In the case of misspellings, the court was interpreting the statute on how a name should be written, and was interpreting that in favor of the voter.
It is bothersome that Alaska can not produce reconciled counts of how the votes were cast in each precinct, because the votes were counted two different and independent ways.
Richard, so when was the last time the US Senate had 3 or more “independent” senators? I know technically there’s three now, but only one in true independent in Bernie Sanders.
The last time the Senate has as many as 3 members who had been elected yet they weren’t Dem or Rep nominees was just before the 1942 election. Just before the 1942 election there was George Norris, Independent from Nebraska; Robert La Follette Jr., Progressive from Wisconsin; and Ernest Lundeen, Farmer-Labor from Minnesota.
Thanks Richard.
LEGAL voting/votes and ILLEGAL voting/votes.
This stuff AIN’T atomic physics — regardless of Bush v. Gore (2000) — 10 years and counting — with armies of MORON lawyers and worse MORON judges writing MORON opinions about basic stuff — like screwing up that 2 is more than 1 — by definition.
intent stuff is *state of mind* = mind reading stuff–
If disputed, then a question of FACT for juries.
i.e. whether somebody intentionally or unintentionally did an act or omission.
Did John Doe intentionally or unintentionally shoot and kill John Smith ??? etc. Was it self defense or murder ??? etc.
See General verdicts versus special verdicts (finding FACTS only).
Thus — one more screwed up MORON election opinion — to be cited later by other MORON judges.
ALL election stuff is mathematical — YES or NO — NO taste or personal opinion stuff.
Thus – will the party hacks in the U.S.A. Senate have the final judgment on the write-in mess ???
Art.

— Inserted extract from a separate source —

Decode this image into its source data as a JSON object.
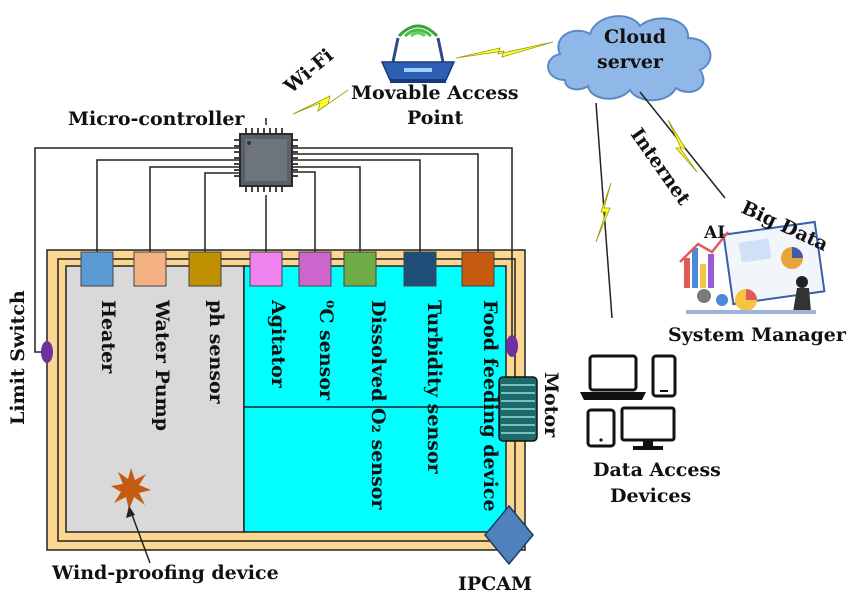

I, Sec. 5. Each House shall be the Judge of the Elections, Returns and Qualifications of its own Members, ***
[due to the EVIL Brit monarchs in England trying to control who got elected to the English House of Commons].

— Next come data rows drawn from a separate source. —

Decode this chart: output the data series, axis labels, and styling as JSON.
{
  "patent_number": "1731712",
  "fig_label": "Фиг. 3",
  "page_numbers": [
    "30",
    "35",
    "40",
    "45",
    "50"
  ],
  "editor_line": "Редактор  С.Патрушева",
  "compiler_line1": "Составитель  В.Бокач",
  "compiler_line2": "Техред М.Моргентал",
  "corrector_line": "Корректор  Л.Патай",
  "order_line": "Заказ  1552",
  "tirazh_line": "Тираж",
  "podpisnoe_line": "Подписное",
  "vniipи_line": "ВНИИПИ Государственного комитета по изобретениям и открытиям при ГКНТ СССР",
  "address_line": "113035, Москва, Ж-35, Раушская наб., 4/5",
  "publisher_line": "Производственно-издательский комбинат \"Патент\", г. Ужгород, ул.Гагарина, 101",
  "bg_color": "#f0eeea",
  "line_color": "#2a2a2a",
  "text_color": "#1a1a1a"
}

What in Hell is ANY State court doing in reviewing ANY of the election stuff connected with U.S.A. Reps. and Senators ???
Does anybody see *final* before *Judge* in Art. I, Sec. 5 ???
#10 Yes. The US Senate will be the final judge if a candidate chooses to contest the election.
#11 Most rational States have special election law sections providing that any (general) election disputes about U.S.A. Reps or Senators go directly to the Congress House involved.
See the Rules of each House regarding election disputes.
This stuff continues NOT to be atomic physics.